UPDATED: This story has been corrected to reflect that about 10 percent of former Dewey partners have switched law firms twice since departing.
Hogan Lovells is set to announce on Wednesday that it has hired Joseph Tato, the onetime chair of Dewey & LeBoeuf’s global project and infrastructure practice, Big Law Business has learned.
Tato joins from DLA Piper , a firm he joined in 2012 – just two weeks before Dewey’s bankruptcy. At that time, Dewey was teetering on the brink of collapse, and its lawyers were forced to call headhunters, who placed hundreds of lawyers at various firms, all in a matter of several frenzied months.
Now, lawyers such as Tato are showing that some of those placements, made hastily, aren’t working out: About 30 of Dewey’s 300 partners have switched firms twice – once when the firm collapsed around May 2012 – then a second time only months later, according to a Big Law Business analysis.
Tato—who is bringing his colleague, Andrianne Payson, also located in New York—is leaving because client conflicts arose at the 4,200-lawyer legal behemoth DLA Piper, according to a person who works with Tato. Other former Dewey partners have switched firms over strategic disputes, cultural conflicts and various other reasons. Taken together, the moves show how Dewey’s unexpected and sudden spiral into bankruptcy in the spring of 2012, which has been attributed to mismanagement of firm finances and led to criminal indictments , is still sending tremors through the lateral market.
“Like the divorce rate, after you make one, (you’re) more likely to make another,” said Michael Allen, managing principal of Lateral Link, of lateral mobility.
Tato and Payson both declined to provide statements for this article.
In a statement, DLA Piper said: “Joe and Andrianne have been great partners and members of the firm. This is a dynamic market with significant lateral opportunities at various stages of one’s career, a trend that is an important part of our own growth strategy and one on which we continue to capitalize. We wish them all the best.”
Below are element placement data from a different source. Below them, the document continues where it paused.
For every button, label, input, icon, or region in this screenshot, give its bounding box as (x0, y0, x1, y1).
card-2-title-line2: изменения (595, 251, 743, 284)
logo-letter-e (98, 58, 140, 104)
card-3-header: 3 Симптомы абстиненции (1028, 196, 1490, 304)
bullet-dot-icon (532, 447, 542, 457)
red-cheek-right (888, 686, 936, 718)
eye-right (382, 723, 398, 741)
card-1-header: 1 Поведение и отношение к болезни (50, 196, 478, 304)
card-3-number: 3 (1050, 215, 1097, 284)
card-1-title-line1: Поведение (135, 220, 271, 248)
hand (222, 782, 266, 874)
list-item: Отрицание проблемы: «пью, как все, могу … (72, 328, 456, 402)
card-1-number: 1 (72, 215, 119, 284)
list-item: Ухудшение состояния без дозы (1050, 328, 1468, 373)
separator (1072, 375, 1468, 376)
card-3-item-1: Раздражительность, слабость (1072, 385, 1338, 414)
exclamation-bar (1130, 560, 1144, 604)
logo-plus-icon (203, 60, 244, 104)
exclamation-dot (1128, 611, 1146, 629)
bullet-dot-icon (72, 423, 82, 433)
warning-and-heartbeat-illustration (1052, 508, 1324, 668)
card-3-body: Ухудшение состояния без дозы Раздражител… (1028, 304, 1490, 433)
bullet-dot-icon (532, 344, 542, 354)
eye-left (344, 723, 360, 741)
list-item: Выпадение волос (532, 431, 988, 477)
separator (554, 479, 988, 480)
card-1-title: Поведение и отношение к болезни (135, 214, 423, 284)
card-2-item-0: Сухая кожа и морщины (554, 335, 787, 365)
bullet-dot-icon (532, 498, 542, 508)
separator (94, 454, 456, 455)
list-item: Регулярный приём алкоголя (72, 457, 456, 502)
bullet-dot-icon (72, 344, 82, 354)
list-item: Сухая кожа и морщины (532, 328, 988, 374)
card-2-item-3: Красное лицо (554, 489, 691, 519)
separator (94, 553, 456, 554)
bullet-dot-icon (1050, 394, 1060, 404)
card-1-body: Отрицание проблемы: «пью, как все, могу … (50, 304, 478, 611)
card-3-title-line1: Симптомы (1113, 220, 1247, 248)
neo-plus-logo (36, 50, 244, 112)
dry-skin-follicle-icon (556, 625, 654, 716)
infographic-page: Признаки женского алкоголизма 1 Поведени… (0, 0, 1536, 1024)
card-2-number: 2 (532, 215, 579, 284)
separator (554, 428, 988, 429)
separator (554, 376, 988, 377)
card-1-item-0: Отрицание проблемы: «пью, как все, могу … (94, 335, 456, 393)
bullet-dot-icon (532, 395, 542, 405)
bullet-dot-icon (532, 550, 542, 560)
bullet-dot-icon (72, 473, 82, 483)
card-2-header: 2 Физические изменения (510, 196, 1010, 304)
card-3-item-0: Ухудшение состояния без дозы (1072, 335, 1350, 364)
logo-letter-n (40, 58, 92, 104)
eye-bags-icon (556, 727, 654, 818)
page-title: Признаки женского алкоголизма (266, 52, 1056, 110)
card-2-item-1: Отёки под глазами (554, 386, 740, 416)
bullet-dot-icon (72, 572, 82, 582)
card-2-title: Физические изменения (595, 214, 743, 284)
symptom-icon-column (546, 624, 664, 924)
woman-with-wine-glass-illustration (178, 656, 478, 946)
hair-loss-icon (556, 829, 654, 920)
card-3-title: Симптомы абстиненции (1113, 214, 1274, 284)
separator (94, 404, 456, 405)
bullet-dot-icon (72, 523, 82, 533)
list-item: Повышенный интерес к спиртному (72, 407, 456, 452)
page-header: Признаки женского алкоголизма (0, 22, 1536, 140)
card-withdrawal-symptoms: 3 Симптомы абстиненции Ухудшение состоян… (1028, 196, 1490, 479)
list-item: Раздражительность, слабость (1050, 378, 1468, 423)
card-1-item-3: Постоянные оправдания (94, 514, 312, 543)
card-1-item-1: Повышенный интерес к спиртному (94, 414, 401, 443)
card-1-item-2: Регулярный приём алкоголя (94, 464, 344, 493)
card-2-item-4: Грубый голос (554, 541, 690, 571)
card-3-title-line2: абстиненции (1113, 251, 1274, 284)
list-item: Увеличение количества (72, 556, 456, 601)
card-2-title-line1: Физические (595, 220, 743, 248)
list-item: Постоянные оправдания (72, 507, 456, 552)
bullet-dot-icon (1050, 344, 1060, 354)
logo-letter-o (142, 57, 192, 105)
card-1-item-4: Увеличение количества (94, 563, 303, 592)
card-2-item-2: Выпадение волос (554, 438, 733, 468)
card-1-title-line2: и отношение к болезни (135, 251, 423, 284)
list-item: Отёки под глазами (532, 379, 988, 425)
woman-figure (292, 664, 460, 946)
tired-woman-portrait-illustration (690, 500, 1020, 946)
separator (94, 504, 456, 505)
Tato advises power producers, investors, banks and governments in development and finance of power, oil and gas, LNG, telecommunications and other infrastructure projects in the U.S., Africa, Latin America and Europe, according to his website profile.
There have been other notable former Dewey partners who switched firms, too. Last spring, Paul Hastings hired John Cobb, who had chaired Dewey’s leveraged finance practice and served a short-lived stint at Weil Gotshal & Manges as a partner, advising banks, investors and mezzanine funds.
A year earlier, Eversheds hired Zhu Clark, the head of Dewey’s Beijing operations who had found a temporary home at Morgan Lewis & Bockius.
Of course, the turnover rate at law firms would be high even excluding all the Dewey partners that moved, said Robin Miller, a headhunter in Manhattan who estimated that three to five years has become a standard amount of time at the largest 100 U.S. firms.
Yet former Dewey lawyers who have changed jobs said that the rapid demise of Dewey led to poor decision-making in their search process. “Everyone had a gun to their head, and you had to do something,” said one former Dewey partner who commented on the condition of anonymity.
“You had to have the right firm lining up, with the right offer, at the right time,” the source said. “There were a lot of good lawyers, and people had good opportunities, but they were doing it very hastily.”